Dated AD 65/70-80, it reads “Londinio Mogontio” which translates to “‘In London, to Mogontius” (photo: BBC)

A volume on the tablets was recently (2016) published by Roger Tomlin, a Latin epigraphist. Epigraphers usually study texts carved in stone, where the writing follows certain conventions and is aimed to be legible, since it will be seen by many people. It is unusual to find texts of more private nature, and the Bloomberg tablets are just that: “They are, perhaps, reminiscent of the kind of communications that we, in the twenty-first century, might send by e-mail—functional, expedient, lacking in literary merit. There are notes of indebtedness, memos to merchants, and a reckoning of an account for beer.”

But besides the mundane content of these texts, their writing also escapes the norm of what official Roman inscriptions have gotten us used to: “While the lettering on Roman masonry is, for the most part, wonderfully regular, striding along in neat capitals, the tablets are written in cursive, which is wildly various in style and quality. Occasionally the writing is tidy and clear, but most often it is rushed, sloppy, fragmentary, and damaged, and can, to the uninitiated, even to one who knows Latin well, resemble not so much actual writing as a series of bewilderingly arbitrary strokes and curlicues.”

And a brief comment on how the tablets were used: “The wooden tablets were designed to be reusable; they were originally covered with a layer of wax, into which lettering was scratched with a stylus. But the wax has long since disappeared, and what is left are marks that the scribe inadvertently made by scratching right through it, onto the wood behind. To complicate matters, the tablets sometimes bear two or more layers of scratches, jostling and confusing each other. Thus Tomlin examines not traces but traces of traces. ”

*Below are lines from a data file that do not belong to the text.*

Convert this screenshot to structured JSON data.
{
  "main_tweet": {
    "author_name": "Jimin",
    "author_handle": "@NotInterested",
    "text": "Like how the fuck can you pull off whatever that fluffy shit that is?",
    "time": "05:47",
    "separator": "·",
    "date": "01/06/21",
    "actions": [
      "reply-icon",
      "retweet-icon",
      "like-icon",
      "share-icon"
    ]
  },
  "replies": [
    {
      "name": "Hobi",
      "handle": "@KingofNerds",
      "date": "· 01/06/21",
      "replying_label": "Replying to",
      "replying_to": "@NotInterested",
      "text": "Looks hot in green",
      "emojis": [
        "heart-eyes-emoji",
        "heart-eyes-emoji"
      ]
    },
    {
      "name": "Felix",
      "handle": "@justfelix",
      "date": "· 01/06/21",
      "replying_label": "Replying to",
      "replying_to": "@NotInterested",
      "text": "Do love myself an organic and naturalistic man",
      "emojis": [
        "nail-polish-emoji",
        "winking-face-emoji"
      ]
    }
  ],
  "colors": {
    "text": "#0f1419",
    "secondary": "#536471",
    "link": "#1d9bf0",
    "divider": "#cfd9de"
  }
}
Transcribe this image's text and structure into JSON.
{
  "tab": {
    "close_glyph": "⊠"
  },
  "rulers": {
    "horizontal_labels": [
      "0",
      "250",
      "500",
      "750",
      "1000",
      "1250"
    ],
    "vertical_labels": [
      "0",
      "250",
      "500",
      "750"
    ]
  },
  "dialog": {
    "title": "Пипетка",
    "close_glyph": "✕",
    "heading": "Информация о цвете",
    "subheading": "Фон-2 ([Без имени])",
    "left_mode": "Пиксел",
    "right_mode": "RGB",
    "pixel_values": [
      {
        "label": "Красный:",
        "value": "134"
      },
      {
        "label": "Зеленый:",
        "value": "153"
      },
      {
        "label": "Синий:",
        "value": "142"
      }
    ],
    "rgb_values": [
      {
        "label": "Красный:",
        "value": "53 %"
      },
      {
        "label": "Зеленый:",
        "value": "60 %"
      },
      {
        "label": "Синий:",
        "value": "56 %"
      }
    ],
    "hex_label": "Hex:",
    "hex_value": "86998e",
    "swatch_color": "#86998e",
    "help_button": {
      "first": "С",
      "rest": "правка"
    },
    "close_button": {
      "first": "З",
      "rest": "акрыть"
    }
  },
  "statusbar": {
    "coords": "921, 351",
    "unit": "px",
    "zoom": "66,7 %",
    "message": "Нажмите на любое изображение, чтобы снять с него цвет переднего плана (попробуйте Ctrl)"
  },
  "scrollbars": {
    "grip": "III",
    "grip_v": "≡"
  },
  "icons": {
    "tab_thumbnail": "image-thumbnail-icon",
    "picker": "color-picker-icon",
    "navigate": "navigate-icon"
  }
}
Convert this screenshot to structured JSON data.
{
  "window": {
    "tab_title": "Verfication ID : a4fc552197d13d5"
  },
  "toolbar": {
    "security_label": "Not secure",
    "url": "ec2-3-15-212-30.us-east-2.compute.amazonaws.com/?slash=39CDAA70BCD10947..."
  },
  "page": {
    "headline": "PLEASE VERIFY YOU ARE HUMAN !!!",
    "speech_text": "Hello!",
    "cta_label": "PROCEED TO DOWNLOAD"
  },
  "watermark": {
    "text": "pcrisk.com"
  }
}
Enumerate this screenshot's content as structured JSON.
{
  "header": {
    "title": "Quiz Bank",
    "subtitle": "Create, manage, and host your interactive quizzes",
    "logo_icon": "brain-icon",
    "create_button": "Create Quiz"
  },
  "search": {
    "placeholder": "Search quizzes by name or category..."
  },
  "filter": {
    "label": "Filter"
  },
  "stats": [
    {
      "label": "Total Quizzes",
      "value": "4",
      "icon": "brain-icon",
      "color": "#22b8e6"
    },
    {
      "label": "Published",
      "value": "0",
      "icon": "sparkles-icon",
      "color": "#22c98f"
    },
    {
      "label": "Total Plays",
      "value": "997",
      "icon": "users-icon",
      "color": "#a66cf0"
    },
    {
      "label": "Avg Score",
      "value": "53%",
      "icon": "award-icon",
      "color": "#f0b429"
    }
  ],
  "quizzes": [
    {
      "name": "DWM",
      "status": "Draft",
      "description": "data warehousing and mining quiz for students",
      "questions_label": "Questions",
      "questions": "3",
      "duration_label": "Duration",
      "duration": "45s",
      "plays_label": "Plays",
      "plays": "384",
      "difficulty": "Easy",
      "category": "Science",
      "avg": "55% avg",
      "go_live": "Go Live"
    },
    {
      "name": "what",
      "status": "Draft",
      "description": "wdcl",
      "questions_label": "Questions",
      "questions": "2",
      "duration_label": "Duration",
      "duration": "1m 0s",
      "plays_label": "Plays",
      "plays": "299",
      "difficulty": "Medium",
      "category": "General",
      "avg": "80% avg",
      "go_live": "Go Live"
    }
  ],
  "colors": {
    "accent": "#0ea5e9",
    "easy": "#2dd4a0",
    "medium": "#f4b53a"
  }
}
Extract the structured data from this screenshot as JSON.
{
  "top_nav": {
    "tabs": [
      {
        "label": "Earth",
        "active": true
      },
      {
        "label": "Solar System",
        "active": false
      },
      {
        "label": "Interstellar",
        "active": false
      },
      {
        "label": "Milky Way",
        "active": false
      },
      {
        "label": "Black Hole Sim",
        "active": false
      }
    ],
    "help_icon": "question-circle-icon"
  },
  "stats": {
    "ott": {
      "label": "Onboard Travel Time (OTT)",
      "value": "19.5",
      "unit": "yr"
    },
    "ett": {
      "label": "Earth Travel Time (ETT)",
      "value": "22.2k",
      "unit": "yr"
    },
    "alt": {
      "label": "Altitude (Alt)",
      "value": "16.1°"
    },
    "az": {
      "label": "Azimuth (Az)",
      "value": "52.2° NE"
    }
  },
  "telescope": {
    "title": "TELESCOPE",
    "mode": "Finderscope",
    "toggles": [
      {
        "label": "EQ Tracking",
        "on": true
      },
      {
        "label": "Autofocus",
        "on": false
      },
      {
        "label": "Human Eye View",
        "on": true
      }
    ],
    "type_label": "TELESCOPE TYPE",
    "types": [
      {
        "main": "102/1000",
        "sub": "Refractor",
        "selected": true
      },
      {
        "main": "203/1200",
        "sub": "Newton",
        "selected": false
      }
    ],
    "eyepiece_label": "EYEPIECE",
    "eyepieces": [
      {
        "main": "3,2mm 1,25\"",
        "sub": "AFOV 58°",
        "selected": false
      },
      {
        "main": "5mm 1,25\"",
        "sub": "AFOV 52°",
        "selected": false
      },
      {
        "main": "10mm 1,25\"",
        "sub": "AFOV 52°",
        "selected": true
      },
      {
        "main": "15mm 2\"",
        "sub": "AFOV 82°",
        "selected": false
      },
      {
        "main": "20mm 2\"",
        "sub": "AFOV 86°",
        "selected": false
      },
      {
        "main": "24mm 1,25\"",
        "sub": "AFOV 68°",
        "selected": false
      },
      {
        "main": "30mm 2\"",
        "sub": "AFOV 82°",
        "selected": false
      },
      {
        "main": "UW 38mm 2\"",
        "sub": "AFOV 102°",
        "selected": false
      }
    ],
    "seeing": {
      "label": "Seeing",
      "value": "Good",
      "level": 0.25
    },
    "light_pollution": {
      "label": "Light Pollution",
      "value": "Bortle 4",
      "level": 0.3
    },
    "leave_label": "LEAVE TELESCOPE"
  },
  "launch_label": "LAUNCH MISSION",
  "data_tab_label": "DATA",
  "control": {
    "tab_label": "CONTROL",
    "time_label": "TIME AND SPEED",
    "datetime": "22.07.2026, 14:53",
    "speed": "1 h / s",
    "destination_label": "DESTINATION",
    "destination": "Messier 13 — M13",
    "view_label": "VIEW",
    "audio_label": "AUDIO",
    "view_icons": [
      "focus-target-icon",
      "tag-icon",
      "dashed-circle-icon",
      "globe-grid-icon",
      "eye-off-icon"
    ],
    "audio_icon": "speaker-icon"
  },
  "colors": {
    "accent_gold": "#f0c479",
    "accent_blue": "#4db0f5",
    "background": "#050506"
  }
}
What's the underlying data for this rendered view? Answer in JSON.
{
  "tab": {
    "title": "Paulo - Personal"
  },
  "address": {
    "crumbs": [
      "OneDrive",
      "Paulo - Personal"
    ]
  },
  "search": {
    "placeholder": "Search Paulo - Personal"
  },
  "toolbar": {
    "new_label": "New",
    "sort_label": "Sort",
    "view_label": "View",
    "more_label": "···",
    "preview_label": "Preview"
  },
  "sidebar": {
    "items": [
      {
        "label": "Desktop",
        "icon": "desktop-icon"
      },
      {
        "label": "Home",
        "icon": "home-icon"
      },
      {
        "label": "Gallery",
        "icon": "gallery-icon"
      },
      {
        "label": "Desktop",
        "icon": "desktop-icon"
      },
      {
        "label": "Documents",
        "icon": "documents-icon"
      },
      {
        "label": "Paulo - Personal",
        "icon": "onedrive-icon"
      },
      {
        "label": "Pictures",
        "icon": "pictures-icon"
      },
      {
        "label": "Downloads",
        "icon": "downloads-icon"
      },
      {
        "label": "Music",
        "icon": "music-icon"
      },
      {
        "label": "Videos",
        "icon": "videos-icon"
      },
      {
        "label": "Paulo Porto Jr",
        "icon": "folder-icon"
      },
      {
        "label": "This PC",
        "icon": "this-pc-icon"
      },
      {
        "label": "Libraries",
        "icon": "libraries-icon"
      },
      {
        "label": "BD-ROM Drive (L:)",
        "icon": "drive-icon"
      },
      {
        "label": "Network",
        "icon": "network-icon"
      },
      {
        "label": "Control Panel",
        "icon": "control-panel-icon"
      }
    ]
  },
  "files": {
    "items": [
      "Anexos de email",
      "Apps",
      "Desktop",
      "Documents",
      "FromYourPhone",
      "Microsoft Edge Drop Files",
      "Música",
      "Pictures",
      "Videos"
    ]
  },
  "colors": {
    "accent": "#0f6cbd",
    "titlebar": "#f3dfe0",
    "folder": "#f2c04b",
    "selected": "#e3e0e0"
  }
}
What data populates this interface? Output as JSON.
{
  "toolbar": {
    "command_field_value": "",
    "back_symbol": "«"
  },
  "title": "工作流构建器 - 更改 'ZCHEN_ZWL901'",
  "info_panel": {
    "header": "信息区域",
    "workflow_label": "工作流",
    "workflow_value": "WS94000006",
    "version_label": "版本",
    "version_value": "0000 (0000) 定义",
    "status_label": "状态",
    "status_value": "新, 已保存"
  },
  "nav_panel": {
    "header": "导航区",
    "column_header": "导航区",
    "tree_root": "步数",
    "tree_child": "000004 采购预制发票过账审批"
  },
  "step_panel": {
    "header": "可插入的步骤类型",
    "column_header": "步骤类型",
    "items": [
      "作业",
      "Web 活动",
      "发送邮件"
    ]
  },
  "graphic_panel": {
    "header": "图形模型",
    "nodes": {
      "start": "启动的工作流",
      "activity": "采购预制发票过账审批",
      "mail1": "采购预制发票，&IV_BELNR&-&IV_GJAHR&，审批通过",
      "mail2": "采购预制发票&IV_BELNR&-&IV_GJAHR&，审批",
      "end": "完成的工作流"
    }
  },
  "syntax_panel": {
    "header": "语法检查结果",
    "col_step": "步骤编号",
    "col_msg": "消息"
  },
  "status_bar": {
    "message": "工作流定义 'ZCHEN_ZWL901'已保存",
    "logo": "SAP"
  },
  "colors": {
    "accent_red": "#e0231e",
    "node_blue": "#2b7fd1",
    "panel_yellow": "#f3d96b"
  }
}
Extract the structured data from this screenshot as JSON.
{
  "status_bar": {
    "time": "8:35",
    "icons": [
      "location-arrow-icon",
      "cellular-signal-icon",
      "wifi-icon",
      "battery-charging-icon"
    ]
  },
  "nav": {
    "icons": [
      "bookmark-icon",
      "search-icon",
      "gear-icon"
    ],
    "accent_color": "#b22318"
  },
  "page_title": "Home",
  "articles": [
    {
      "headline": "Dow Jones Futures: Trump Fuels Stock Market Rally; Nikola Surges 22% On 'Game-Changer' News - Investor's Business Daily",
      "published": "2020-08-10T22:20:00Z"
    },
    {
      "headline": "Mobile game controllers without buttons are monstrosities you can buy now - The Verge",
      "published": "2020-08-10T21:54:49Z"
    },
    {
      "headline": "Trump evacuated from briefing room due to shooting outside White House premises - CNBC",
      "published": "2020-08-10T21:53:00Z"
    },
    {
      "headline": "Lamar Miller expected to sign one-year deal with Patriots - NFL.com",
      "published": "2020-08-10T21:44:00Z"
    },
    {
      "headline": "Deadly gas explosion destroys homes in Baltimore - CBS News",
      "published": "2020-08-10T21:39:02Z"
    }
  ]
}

The above excerpts all come from an interview Roger Tomlin gave recently for The New Yorker. Here (BBC) and here (The Guardian) you can see some more photos of tablets, of the site where they were found and the condition in which they were in during the excavation. This short video also shows the tablets and how they were treated and studied. The archaeological site was known from the 1950’s, when it had been partially excavated, and is known to have been in the heart of Roman London, but new excavations from 2010 onward were required before a new building for the news agency Bloomberg would be constructed. The ancient neighborhood also testified to a temple dedicated to the god Mithras, known as the London Mithraeum, which was excavated in 1954, dismantled and relocated, still visible today in the vicinity (Queen Vistoria Street).

Bloom

Over 700 artefacts from the Bloomberg excavation will be displayed in a public exhibition space that will sit within the new Bloomberg building, including the earliest-dated writing tablet from Britain. This tablet, as The Guardian notes, is “the earliest legal document and the earliest carrying a date from Roman Britain, was written on 8 January AD57, when Tibullus wrote promising to repay Gratus – both men described as freed slaves – 105 denarii, half a year’s pay for a Roman legionary, for goods delivered.”

The London Mithraeum exhibition is planned to open in autumn 2017.